Four primaries tonight
There will be three GOP primaries tonight. We can safely assume Mitt Romney will win all three . . . but there are matters other than the Presidential nominee to be settled this evening, including a Democratic primary.
Indiana, North Carolina, West Virginia, and Wisconsin are all holding primaries today. So, what do we care, given that “Got Mittens?” Romney is the presumptive nominee, and could get the remaining delegates he needs before August even if it were revealed that he is, in fact, a shape-shifting Reptilian with designs on enslaving humanity as a food source for his cold-blooded, alien kind?
In Indiana, there’s a high-profile Senate primary. Six-term Senator Richard Lugar is battling Tea Party-endorsed state treasurer Richard Mourdock. Mourdock has attacked Lugar as being too compromising, and has promised to stand firm on “conservative principles”. What sorts of principles? He’s pro-life; against “activist liberal judges”; for eliminating the IRS, reducing the size of government, eliminating Obamacare, and of course, preserving in current form the largest welfare programs in place (Social Security and Medicare).

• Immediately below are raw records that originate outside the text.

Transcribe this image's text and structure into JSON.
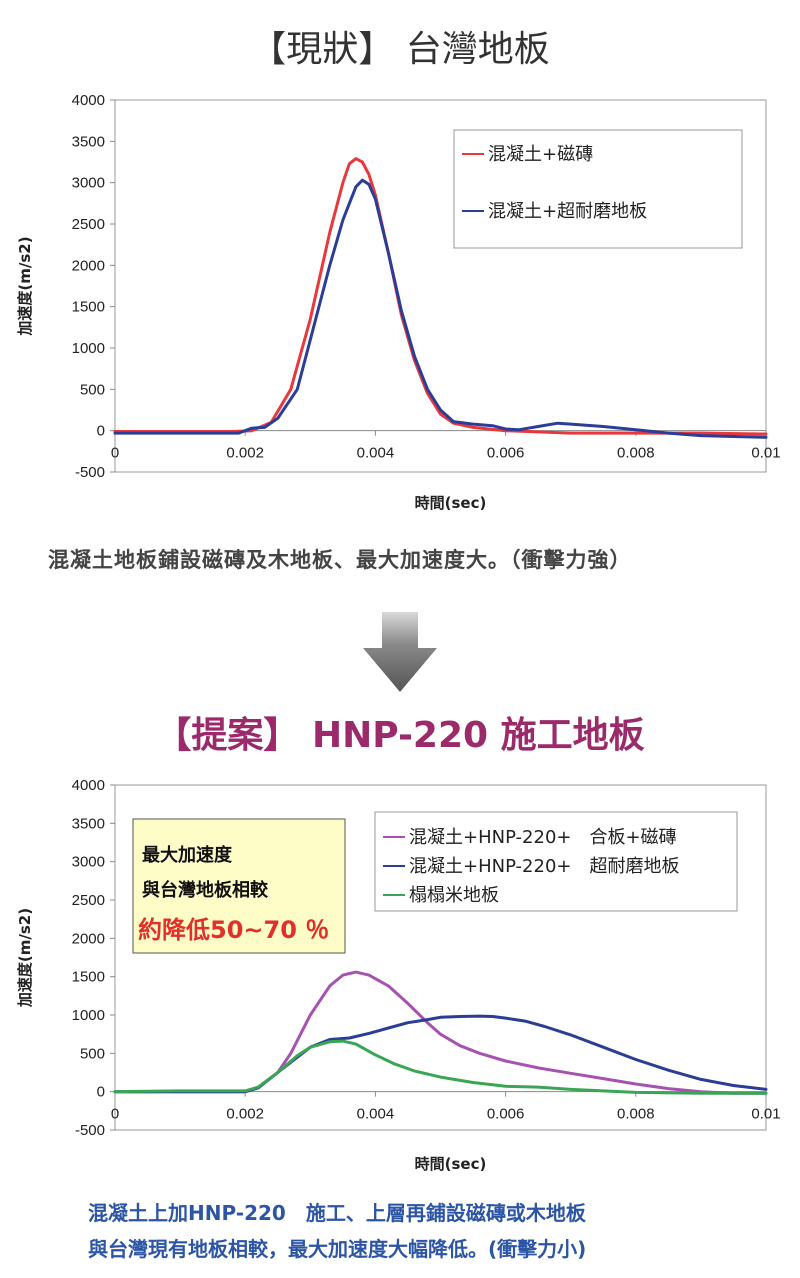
{
  "top": {
    "title": "【現狀】 台灣地板",
    "caption": "混凝土地板鋪設磁磚及木地板、最大加速度大。（衝擊力強）"
  },
  "bottom": {
    "title": "【提案】 HNP-220 施工地板",
    "caption_line1": "混凝土上加HNP-220　施工、上層再鋪設磁磚或木地板",
    "caption_line2": "與台灣現有地板相較，最大加速度大幅降低。(衝擊力小)",
    "callout": {
      "line1": "最大加速度",
      "line2": "與台灣地板相較",
      "line3": "約降低50~70 ％"
    }
  },
  "arrow": {
    "icon": "down-arrow-icon",
    "color": "#555555"
  },
  "chart_data": [
    {
      "type": "line",
      "title": "",
      "xlabel": "時間(sec)",
      "ylabel": "加速度(m/s2)",
      "xlim": [
        0,
        0.01
      ],
      "ylim": [
        -500,
        4000
      ],
      "xticks": [
        0,
        0.002,
        0.004,
        0.006,
        0.008,
        0.01
      ],
      "xtick_labels": [
        "0",
        "0.002",
        "0.004",
        "0.006",
        "0.008",
        "0.01"
      ],
      "yticks": [
        -500,
        0,
        500,
        1000,
        1500,
        2000,
        2500,
        3000,
        3500,
        4000
      ],
      "ytick_labels": [
        "-500",
        "0",
        "500",
        "1000",
        "1500",
        "2000",
        "2500",
        "3000",
        "3500",
        "4000"
      ],
      "grid": false,
      "legend_position": "top-right",
      "series": [
        {
          "name": "混凝土+磁磚",
          "color": "#e8383d",
          "x": [
            -0.0001,
            0.0018,
            0.0021,
            0.0024,
            0.0027,
            0.003,
            0.0033,
            0.0035,
            0.0036,
            0.0037,
            0.0038,
            0.0039,
            0.004,
            0.0042,
            0.0044,
            0.0046,
            0.0048,
            0.005,
            0.0052,
            0.0055,
            0.006,
            0.007,
            0.008,
            0.009,
            0.01
          ],
          "y": [
            -10,
            -10,
            0,
            100,
            500,
            1350,
            2400,
            3000,
            3230,
            3290,
            3250,
            3100,
            2850,
            2150,
            1400,
            850,
            450,
            200,
            90,
            40,
            0,
            -30,
            -30,
            -30,
            -40
          ]
        },
        {
          "name": "混凝土+超耐磨地板",
          "color": "#2b3d96",
          "x": [
            -0.0001,
            0.0019,
            0.0021,
            0.0023,
            0.0025,
            0.0028,
            0.003,
            0.0033,
            0.0035,
            0.0037,
            0.0038,
            0.0039,
            0.004,
            0.0042,
            0.0044,
            0.0046,
            0.0048,
            0.005,
            0.0052,
            0.0055,
            0.0058,
            0.006,
            0.0062,
            0.0065,
            0.0068,
            0.007,
            0.0075,
            0.008,
            0.0085,
            0.009,
            0.0095,
            0.01
          ],
          "y": [
            -30,
            -30,
            30,
            40,
            150,
            500,
            1100,
            2000,
            2550,
            2950,
            3030,
            2980,
            2800,
            2150,
            1450,
            900,
            500,
            250,
            110,
            80,
            60,
            20,
            10,
            50,
            90,
            80,
            50,
            10,
            -30,
            -60,
            -70,
            -80
          ]
        }
      ]
    },
    {
      "type": "line",
      "title": "",
      "xlabel": "時間(sec)",
      "ylabel": "加速度(m/s2)",
      "xlim": [
        0,
        0.01
      ],
      "ylim": [
        -500,
        4000
      ],
      "xticks": [
        0,
        0.002,
        0.004,
        0.006,
        0.008,
        0.01
      ],
      "xtick_labels": [
        "0",
        "0.002",
        "0.004",
        "0.006",
        "0.008",
        "0.01"
      ],
      "yticks": [
        -500,
        0,
        500,
        1000,
        1500,
        2000,
        2500,
        3000,
        3500,
        4000
      ],
      "ytick_labels": [
        "-500",
        "0",
        "500",
        "1000",
        "1500",
        "2000",
        "2500",
        "3000",
        "3500",
        "4000"
      ],
      "grid": false,
      "legend_position": "top-right",
      "series": [
        {
          "name": "混凝土+HNP-220+　合板+磁磚",
          "color": "#a652b0",
          "x": [
            -0.0001,
            0.002,
            0.0022,
            0.0025,
            0.0027,
            0.003,
            0.0033,
            0.0035,
            0.0037,
            0.0039,
            0.0042,
            0.0045,
            0.0048,
            0.005,
            0.0053,
            0.0056,
            0.006,
            0.0065,
            0.007,
            0.0075,
            0.008,
            0.0085,
            0.009,
            0.0095,
            0.01
          ],
          "y": [
            0,
            0,
            50,
            250,
            500,
            1000,
            1380,
            1520,
            1560,
            1520,
            1380,
            1150,
            900,
            750,
            600,
            500,
            400,
            310,
            240,
            170,
            100,
            40,
            0,
            -20,
            -20
          ]
        },
        {
          "name": "混凝土+HNP-220+　超耐磨地板",
          "color": "#2b3d96",
          "x": [
            -0.0001,
            0.002,
            0.0022,
            0.0025,
            0.0028,
            0.003,
            0.0033,
            0.0036,
            0.0039,
            0.0042,
            0.0045,
            0.0048,
            0.005,
            0.0053,
            0.0056,
            0.0058,
            0.006,
            0.0063,
            0.0066,
            0.007,
            0.0075,
            0.008,
            0.0085,
            0.009,
            0.0095,
            0.01
          ],
          "y": [
            0,
            0,
            50,
            250,
            450,
            580,
            680,
            700,
            760,
            830,
            900,
            940,
            970,
            980,
            985,
            980,
            960,
            920,
            850,
            740,
            580,
            420,
            280,
            160,
            80,
            30
          ]
        },
        {
          "name": "榻榻米地板",
          "color": "#3aa655",
          "x": [
            -0.0001,
            0.001,
            0.002,
            0.0022,
            0.0025,
            0.0028,
            0.003,
            0.0033,
            0.0035,
            0.0037,
            0.004,
            0.0043,
            0.0046,
            0.005,
            0.0055,
            0.006,
            0.0065,
            0.007,
            0.0075,
            0.008,
            0.009,
            0.01
          ],
          "y": [
            0,
            10,
            10,
            60,
            250,
            470,
            580,
            650,
            660,
            620,
            480,
            360,
            270,
            190,
            120,
            70,
            60,
            30,
            10,
            -10,
            -20,
            -20
          ]
        }
      ]
    }
  ]
}
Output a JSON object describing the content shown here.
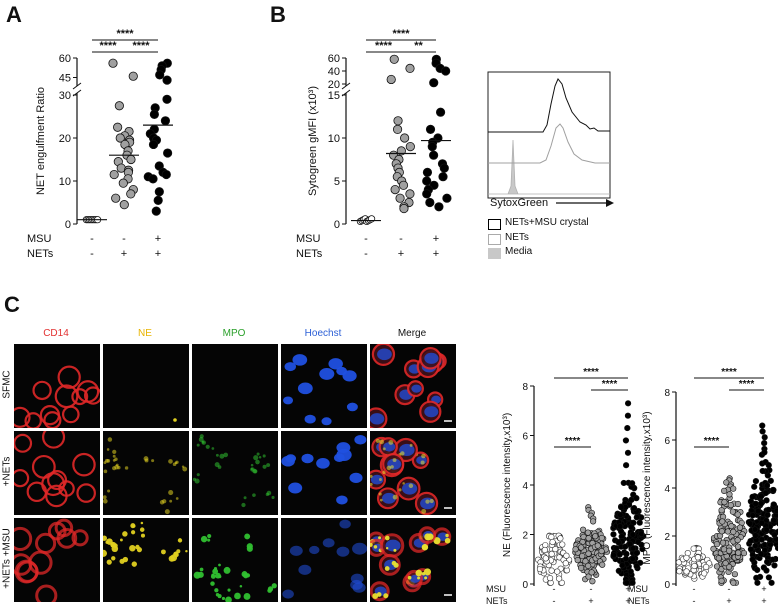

That’s not hypocrisy; that’s knowing who your supporters are. People on Social Security and Medicare.
While Indiana is largely a Republican state, Democrats in Indiana are largely hopeful that Mourdock will win.
Huh?
They think if the Republicans nominate the former coal company executive, with his radical-right Tea Party support, it will open the door for a Democrat Senator.
Voters in North Carolina are deciding another hotly contested GOP primary, in the Eighth Congressional District. Front-runner Richard Hudson has openly courted the birther vote, declaring that the chief justice of the Supreme Court should be required to certify the citizenship of presidential candidates. Yet the Club for Growth, the conservative PAC supporting Lugar’s challenger in Indiana, is backing another candidate: Dentist Scott Keadle.
Finally, the Democratic primary in Wisconsin will decide who will go up against Republican Scott Walker in June’s recall election. It appears Dems are preferring Tom Barrett, who lost by 5 percentage points to Walker in 2010. Do over?
Tonight, the focus will be on the returns for the state-level races. But don’t worry, we’ll kick out the returns for the Romney-Paul race as well. Look for an “anti-Romney” bump for Paul from here on out!
The results are in, and Lugar’s toast. Indiana Democrats who were hoping for Mourdock to win just show that Indianans are really dim on both sides of the aisle; Indiana Republicans are mindless, partisan, right-wing morons who would vote for the Republican candidate even if it were Hitler. They’d vote for Satan provided he ran from the GOP side. Hell, those idiots make up a majority in the state, and a Hitler/Satan presidential ticket would win in Indiana as long as it was run by the Republican party.